The Celtics just beat the Spurs. They suck at pretty much everything; even tanking.


----------



## nutmeged3 (Apr 11, 2005)

EDIT: Table messed up the page

Still got a game on Milwaukee and we have a game against Boston tonight


----------



## Diable (Apr 26, 2005)

We've dropped from third in the lottery to fifth now and if you look at the standings we might drop even more since everyone in fron of us is deliberately tanking and some of the teams behind us are inadvertantly tanking.

*TEAM______W-L---%----GB*
Memphis***19-57 .250----
Boston ****23-50 .315---5.5
Milwaukee*25-48 .342---7.5
Atlanta*****27-47 .365---9
Charlotte ***29-46 .387--10.5
Philadelphia 29-44 .397---11.5
Portland *** 29-44 .397---11.5
Seattle **** 30-44 .405----12
Sacramento* 30-43 .411---12.5
Minnesota **31-43 .419---13
New York **31-42 .425---13.5


----------



## nutmeged3 (Apr 11, 2005)

Wow, that really shows how bad the East is. If we had 2 more wins we'd be in playoff contention

I wouldn't have wanted us to tank but we're probably not going to get Durant now and it sucks


----------



## Diable (Apr 26, 2005)

If we'd gotten anything close to what Fabio is giving us now all year long we'd probably be in the playoffs.You look at this team and we're just one decent scorer away from being a playoff team in the East.I really wonder how seriously we should take what Walter is doing now.If you believe he can come out next year and produce something close to what he's doing now that has to change your plans for the offseason.I just don't know how much to take from his recent play.If he can repeat something similar to his recent production that makes this team a lot better


----------



## nutmeged3 (Apr 11, 2005)

Fabio's giving us what Morrison should've been producing all year long.

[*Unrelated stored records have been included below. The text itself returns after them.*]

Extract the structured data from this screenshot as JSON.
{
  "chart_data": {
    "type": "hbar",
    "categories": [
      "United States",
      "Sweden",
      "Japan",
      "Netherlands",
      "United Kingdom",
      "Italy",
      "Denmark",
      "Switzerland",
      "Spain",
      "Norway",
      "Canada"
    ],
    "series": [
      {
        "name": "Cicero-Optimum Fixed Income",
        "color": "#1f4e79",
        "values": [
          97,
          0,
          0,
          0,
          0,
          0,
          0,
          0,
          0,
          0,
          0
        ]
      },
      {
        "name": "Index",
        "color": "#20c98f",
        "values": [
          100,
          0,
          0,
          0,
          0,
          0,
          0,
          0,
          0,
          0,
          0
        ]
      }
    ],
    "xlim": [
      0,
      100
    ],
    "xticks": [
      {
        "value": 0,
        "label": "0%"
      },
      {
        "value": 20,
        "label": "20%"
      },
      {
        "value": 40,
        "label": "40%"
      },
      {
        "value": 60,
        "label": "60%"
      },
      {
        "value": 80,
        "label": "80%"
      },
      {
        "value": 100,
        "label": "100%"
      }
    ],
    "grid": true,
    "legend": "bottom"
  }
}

If Herrmann keeps this up maybe we see him making one of the All Rookie teams?. He hasn't been putting up these stats for long but he's already had more 20 point games then Morrison I believe. AM has to have dropped out of that race by now


----------



## The Jopker (Sep 14, 2005)

> To be honest I'd rather have the 2nd pick so we don't have to decide between the two and then watch the other succeed.

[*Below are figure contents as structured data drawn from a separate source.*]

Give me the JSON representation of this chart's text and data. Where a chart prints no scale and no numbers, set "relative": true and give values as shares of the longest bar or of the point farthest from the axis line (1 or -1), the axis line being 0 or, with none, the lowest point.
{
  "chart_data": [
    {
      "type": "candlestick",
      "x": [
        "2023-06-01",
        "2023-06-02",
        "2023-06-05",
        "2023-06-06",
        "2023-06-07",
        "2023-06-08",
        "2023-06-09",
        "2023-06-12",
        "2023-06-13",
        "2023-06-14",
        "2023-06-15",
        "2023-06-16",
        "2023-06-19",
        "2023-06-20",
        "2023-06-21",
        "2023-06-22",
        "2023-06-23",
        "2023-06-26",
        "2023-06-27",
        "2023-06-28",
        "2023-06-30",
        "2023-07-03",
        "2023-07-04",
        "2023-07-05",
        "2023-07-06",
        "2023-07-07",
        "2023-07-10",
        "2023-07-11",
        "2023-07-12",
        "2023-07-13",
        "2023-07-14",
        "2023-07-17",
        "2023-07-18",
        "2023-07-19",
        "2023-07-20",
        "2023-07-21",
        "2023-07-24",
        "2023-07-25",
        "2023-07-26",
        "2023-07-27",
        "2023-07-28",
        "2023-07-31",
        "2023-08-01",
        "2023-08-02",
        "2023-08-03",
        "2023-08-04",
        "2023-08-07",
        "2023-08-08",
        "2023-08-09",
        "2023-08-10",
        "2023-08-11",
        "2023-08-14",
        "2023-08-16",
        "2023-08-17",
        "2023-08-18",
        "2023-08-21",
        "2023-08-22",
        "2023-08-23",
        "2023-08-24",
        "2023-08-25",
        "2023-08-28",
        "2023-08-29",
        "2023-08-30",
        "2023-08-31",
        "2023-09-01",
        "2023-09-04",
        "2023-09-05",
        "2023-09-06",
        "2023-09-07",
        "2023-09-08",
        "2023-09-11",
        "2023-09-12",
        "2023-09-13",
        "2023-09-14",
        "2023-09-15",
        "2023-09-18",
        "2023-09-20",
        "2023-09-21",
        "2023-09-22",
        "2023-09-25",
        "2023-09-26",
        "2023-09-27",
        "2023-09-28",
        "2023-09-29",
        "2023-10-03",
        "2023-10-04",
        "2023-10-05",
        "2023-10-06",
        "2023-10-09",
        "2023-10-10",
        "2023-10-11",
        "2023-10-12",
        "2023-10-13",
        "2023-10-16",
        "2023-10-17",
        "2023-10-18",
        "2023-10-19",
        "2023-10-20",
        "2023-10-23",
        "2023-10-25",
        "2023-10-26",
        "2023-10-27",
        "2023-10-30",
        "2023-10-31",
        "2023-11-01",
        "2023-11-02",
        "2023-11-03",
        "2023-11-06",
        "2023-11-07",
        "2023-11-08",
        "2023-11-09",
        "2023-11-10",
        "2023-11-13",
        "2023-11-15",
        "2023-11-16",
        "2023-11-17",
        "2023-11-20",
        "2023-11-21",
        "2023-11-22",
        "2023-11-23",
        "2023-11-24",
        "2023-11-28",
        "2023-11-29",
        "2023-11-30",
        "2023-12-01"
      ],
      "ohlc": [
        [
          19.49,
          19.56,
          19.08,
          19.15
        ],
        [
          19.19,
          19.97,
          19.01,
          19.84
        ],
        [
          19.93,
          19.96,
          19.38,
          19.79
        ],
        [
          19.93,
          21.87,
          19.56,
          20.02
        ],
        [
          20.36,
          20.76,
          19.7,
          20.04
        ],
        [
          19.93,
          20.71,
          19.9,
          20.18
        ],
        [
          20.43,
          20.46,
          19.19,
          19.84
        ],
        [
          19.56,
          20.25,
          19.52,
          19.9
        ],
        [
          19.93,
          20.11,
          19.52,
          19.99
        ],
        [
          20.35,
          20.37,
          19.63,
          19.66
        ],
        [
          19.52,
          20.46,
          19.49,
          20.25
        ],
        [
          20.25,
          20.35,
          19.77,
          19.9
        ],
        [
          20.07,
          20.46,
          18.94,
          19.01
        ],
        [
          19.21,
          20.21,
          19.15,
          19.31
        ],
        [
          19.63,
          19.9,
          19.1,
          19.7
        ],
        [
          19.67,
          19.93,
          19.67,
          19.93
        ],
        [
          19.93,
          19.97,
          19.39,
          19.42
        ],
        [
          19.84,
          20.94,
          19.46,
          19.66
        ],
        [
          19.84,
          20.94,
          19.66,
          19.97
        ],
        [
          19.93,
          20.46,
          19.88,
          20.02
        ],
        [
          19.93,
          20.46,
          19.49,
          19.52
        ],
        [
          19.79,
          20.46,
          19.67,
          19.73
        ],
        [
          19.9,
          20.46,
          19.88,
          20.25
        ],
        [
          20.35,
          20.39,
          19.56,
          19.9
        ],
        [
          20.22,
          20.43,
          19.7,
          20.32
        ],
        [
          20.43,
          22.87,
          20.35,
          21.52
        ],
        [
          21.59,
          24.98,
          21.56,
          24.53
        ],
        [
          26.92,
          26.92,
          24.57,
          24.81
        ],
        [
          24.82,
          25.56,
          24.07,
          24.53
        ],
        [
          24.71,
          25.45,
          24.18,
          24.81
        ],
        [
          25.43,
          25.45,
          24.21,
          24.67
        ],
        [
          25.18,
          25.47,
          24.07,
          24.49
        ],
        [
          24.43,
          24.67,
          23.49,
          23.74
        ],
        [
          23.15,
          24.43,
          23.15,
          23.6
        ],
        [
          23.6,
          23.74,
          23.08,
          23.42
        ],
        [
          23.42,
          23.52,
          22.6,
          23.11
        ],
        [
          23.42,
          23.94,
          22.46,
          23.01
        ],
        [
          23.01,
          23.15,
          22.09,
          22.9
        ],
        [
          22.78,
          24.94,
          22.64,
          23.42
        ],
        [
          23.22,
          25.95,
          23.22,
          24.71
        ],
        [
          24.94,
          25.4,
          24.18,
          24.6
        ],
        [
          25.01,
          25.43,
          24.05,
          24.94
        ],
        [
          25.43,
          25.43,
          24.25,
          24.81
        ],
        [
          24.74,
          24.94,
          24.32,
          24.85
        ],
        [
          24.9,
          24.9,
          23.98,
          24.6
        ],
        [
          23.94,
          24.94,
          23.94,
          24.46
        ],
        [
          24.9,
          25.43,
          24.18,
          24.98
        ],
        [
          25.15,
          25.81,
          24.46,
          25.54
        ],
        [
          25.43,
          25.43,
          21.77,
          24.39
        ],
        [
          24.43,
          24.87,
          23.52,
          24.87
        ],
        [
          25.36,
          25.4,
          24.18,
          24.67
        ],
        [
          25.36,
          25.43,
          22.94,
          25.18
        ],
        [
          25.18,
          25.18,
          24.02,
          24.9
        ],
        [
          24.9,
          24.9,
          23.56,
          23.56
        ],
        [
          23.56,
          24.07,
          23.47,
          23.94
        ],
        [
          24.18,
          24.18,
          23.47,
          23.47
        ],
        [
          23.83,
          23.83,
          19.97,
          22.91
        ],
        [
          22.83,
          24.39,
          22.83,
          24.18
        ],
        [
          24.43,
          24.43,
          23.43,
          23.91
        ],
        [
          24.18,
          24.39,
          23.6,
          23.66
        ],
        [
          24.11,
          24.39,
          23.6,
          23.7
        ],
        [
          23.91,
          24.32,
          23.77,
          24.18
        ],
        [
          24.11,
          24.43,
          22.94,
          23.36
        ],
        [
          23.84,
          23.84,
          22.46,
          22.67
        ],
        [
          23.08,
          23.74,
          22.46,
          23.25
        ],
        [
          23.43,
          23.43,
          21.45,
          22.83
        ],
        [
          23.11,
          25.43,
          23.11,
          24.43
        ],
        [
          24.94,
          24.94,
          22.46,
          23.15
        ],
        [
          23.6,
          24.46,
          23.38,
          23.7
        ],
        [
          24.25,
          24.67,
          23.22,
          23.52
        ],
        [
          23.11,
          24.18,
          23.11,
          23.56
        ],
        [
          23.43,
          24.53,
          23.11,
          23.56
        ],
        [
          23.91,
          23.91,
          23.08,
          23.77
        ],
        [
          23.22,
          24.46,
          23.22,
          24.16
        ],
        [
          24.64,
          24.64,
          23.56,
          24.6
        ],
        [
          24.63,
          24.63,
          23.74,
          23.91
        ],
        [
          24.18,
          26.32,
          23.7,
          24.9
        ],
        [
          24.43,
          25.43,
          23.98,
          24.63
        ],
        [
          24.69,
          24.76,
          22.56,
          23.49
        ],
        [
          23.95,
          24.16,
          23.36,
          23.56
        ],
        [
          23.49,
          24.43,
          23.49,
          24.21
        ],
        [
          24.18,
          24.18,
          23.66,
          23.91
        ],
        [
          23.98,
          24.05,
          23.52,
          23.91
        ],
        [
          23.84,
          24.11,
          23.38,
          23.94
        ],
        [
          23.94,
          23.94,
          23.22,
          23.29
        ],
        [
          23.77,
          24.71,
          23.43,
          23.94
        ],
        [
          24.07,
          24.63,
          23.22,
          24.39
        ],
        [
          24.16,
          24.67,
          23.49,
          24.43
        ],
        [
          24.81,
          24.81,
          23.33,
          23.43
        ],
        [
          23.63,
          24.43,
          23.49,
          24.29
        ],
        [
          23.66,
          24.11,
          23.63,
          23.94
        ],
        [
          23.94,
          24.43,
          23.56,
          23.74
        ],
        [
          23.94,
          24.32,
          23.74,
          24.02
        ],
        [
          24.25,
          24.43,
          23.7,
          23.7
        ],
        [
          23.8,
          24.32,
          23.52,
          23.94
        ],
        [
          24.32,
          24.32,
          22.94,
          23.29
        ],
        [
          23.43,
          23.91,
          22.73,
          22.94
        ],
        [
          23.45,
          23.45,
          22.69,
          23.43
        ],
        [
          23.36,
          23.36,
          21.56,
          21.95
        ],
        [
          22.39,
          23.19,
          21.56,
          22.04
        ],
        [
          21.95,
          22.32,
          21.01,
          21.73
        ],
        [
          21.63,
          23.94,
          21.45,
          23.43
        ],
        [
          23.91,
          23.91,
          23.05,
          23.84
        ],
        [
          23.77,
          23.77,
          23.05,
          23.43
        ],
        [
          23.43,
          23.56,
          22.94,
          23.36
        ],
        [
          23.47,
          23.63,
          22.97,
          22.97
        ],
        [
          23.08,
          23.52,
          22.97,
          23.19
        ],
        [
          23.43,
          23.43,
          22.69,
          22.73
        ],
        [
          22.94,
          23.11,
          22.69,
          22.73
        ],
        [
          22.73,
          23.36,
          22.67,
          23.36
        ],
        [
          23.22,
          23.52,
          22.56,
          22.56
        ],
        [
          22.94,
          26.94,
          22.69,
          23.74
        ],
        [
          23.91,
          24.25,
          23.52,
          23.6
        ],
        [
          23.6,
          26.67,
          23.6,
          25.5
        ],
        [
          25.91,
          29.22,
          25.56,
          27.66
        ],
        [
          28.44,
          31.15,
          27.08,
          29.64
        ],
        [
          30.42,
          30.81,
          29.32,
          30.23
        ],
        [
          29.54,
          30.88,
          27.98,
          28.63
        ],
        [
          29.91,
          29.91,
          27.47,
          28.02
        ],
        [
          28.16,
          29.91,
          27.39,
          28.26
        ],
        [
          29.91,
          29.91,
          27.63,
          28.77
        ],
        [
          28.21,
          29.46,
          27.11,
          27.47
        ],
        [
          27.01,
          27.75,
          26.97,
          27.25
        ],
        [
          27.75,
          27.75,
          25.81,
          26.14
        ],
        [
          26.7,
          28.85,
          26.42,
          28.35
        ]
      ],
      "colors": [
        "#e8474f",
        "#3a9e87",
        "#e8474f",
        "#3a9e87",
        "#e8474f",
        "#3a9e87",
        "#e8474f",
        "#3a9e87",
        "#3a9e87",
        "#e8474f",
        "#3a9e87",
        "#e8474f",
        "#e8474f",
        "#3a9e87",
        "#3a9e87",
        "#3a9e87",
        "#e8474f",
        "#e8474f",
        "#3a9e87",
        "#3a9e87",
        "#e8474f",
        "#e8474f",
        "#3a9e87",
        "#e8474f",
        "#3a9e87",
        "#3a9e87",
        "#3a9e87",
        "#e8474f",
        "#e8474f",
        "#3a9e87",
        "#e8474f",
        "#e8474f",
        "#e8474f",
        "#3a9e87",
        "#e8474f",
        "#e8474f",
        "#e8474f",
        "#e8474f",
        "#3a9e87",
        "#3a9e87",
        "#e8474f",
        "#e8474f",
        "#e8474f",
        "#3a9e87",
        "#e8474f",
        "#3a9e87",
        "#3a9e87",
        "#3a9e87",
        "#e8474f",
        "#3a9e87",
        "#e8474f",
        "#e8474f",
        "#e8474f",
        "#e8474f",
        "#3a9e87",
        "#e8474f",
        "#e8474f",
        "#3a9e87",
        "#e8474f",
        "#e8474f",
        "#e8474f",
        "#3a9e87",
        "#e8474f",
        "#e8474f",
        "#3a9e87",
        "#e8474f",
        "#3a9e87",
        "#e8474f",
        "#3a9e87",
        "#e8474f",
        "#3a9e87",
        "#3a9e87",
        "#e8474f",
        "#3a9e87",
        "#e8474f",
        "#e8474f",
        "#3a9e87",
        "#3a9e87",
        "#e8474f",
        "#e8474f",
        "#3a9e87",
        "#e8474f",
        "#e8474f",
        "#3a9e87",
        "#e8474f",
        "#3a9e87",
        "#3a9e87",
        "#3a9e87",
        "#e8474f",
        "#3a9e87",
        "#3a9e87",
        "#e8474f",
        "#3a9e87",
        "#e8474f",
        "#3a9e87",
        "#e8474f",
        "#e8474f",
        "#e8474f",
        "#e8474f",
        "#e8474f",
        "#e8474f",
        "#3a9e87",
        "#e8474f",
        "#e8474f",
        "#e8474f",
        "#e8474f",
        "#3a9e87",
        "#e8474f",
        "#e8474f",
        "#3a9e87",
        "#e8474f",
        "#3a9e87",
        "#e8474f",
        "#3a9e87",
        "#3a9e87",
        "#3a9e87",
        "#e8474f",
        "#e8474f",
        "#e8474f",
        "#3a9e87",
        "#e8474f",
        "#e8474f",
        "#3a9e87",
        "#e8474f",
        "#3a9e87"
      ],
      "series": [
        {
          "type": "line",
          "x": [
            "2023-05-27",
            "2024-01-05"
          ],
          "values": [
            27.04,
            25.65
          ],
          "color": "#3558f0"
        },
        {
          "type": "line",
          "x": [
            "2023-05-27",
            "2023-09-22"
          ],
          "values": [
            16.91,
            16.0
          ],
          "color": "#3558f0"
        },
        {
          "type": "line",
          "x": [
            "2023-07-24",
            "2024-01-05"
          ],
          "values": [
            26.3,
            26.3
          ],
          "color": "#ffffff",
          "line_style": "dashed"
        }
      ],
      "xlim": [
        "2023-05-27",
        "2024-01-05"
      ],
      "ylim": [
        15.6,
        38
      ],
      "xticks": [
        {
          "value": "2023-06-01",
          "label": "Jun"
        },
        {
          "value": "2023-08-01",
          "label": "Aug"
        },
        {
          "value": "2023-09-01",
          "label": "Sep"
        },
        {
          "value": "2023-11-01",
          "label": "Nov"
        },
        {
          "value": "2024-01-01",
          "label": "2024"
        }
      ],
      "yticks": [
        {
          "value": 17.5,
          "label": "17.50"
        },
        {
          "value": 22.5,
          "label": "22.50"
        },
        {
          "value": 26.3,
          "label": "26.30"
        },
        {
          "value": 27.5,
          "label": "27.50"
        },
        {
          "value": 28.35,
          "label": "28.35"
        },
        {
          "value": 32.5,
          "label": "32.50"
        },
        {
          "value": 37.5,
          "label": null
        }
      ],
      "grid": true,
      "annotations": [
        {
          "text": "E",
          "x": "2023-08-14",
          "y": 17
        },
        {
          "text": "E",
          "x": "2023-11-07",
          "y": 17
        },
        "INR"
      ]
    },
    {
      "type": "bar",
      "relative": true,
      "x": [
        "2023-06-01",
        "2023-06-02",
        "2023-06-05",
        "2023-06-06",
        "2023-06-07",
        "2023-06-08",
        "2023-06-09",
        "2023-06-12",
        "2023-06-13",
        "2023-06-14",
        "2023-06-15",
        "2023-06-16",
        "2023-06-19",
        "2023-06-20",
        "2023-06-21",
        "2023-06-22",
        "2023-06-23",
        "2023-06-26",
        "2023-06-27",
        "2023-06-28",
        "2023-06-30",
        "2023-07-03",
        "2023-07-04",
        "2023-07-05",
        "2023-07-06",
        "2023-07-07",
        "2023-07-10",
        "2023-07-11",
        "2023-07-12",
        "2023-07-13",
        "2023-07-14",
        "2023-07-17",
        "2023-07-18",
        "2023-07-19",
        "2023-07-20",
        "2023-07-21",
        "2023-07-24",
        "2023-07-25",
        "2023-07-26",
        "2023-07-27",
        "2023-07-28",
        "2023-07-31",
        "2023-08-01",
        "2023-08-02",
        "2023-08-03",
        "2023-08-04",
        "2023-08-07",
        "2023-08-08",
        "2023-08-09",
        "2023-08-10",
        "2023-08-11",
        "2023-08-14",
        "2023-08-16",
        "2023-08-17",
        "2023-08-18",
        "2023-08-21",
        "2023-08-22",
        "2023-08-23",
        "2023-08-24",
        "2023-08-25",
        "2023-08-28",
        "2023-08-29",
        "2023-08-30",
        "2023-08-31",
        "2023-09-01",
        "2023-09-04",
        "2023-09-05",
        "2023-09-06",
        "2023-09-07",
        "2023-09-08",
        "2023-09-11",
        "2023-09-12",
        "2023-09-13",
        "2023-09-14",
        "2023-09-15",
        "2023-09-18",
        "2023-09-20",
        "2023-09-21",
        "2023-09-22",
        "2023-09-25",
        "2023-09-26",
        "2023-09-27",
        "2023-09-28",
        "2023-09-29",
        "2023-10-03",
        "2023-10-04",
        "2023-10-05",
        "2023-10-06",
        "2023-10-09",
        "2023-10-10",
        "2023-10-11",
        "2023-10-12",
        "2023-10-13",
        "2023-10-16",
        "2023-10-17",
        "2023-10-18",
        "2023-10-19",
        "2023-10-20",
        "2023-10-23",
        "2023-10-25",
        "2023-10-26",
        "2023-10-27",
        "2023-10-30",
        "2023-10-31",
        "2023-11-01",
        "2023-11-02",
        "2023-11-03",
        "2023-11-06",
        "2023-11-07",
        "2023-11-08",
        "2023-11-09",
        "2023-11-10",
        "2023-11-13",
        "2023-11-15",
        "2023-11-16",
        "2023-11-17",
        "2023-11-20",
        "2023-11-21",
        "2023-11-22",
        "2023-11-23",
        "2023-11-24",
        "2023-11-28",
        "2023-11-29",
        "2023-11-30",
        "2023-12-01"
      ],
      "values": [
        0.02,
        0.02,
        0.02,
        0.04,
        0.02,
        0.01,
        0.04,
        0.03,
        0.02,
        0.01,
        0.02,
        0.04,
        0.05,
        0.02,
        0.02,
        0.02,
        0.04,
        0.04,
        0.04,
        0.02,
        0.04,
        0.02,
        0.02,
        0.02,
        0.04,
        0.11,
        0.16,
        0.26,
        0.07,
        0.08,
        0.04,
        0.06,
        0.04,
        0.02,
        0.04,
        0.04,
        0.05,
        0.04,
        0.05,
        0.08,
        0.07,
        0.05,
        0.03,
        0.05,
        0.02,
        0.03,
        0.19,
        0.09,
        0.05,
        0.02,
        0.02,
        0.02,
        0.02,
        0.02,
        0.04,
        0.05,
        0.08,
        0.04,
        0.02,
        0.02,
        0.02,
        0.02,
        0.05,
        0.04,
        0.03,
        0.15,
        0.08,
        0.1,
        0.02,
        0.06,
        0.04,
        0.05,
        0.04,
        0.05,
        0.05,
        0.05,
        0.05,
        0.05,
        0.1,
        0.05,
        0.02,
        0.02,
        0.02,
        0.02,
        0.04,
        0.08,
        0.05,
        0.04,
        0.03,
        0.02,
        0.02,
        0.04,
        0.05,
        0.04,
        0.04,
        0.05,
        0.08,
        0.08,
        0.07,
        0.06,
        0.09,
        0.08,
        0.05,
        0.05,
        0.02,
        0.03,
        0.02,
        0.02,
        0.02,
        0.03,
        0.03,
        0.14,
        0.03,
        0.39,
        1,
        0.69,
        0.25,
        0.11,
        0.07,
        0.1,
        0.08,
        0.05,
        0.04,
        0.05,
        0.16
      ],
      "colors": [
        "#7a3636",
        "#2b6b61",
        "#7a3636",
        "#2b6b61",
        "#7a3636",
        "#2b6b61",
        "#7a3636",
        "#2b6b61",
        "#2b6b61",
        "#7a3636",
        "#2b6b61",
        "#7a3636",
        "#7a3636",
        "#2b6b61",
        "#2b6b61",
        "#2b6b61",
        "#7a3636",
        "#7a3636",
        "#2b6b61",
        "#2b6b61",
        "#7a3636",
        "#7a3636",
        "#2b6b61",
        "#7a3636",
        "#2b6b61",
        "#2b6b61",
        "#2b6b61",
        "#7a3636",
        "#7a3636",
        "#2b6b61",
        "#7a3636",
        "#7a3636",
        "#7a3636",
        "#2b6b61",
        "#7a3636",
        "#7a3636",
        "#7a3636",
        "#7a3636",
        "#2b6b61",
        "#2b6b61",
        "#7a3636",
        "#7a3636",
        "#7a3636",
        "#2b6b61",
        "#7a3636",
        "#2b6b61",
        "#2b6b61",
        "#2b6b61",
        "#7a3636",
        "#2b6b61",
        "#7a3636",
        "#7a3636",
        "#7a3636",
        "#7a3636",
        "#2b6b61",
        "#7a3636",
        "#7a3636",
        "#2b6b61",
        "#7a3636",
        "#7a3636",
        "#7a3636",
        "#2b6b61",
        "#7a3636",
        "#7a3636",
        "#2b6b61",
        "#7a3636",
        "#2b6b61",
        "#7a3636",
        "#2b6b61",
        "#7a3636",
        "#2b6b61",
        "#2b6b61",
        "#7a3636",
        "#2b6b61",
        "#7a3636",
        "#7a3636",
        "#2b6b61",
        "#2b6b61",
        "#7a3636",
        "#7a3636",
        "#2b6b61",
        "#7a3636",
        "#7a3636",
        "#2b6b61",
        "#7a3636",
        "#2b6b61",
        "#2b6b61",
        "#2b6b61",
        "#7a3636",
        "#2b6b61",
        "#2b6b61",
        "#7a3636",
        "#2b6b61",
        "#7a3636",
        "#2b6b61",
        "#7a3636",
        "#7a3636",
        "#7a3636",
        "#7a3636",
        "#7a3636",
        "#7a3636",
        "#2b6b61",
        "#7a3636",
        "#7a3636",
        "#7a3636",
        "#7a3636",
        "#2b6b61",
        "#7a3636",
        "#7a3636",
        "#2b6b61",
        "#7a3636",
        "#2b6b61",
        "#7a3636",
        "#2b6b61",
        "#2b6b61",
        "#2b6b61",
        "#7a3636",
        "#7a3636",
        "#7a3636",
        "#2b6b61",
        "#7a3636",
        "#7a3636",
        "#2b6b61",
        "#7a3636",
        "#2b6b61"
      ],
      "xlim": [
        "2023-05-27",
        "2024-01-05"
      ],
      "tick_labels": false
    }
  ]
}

That didn't really work out well last time thought. I mean I love Okafor but Howard would have helped the team a lot more, not to mention just having fewer injury problems.

To me, the best case scenario is getting Durant. I'm sure Oden will be a good player, an all star even, but Durant is the type of guy you can win a championship with.


----------



## kamego (Dec 29, 2003)

Just remember teams that have tanked in the past of somehow always ended up not doing well in the lottery  Good old fair randomness so they call it


----------



## nutmeged3 (Apr 11, 2005)

Stole this from another board but looking at lottery teams 5-11 all six are just a couple games apart. Here's the teams remaining schedules

[5] Sonics (31-47)----4 games left: PHX, POR, LAL, DAL
[6] Blazers (31-46)----5 games left: HOU, LAC, SEA, Utah, & GSW
[7] Bobcats (32-47----3 games left: CHI, MIL, NYK
[8] Knicks(Bulls) (32-46)----4 games left: NJN, TOR, NJN, CHA
[9] 76er's (32-45)----5 games left: BOS, ORL, DET, CLE, TOR
[10] T'Wolves (32-45)----5 games left: DAL, SAS, GSW, DEN, MEM
[11] Kings (32-45)----5 games left: SAS, GSW, LAC, NOK, LAL

Could be a lot of movement going on


----------



## nutmeged3 (Apr 11, 2005)

We're now tied with the Knicks going into the last game of the season. Since we are playing them on Wednesday the game decides who gets more/less lottery balls


----------



## SignGuyDino (Apr 30, 2003)

According to that Lottery bot on espn...
http://sports.espn.go.com/nba/lottery2007/mockdraft

IF Charlotte wins we would take DURANT?!


----------



## nutmeged3 (Apr 11, 2005)

SignGuyDino said:


> According to that Lottery bot on espn...
> http://sports.espn.go.com/nba/lottery2007/mockdraft
> 
> IF Charlotte wins we would take DURANT?!


I think we would Jordan seems to like Durant more then Oden and we need a go to scorer more then a defensive big man since we already have one in Okafor



> Here's the final lottery standings. We won the tiebreaker today with the Kings and Knicks
> 
> 1) Memphis (22-60)
> 2) Boston (24-58)
> ...


Worse we can pick now is #11


----------



## Diable (Apr 26, 2005)

You'd hope that the odds are against anyone behind us taking more than one lottery spot.It would be lovely if we could get a magic ping pong ball,but our odds of getting the first or second spot are probably about one in ten.


----------



## step (Sep 19, 2005)

Charlotte and Chicago to get the top 2 picks, Stern has to please me someday!


----------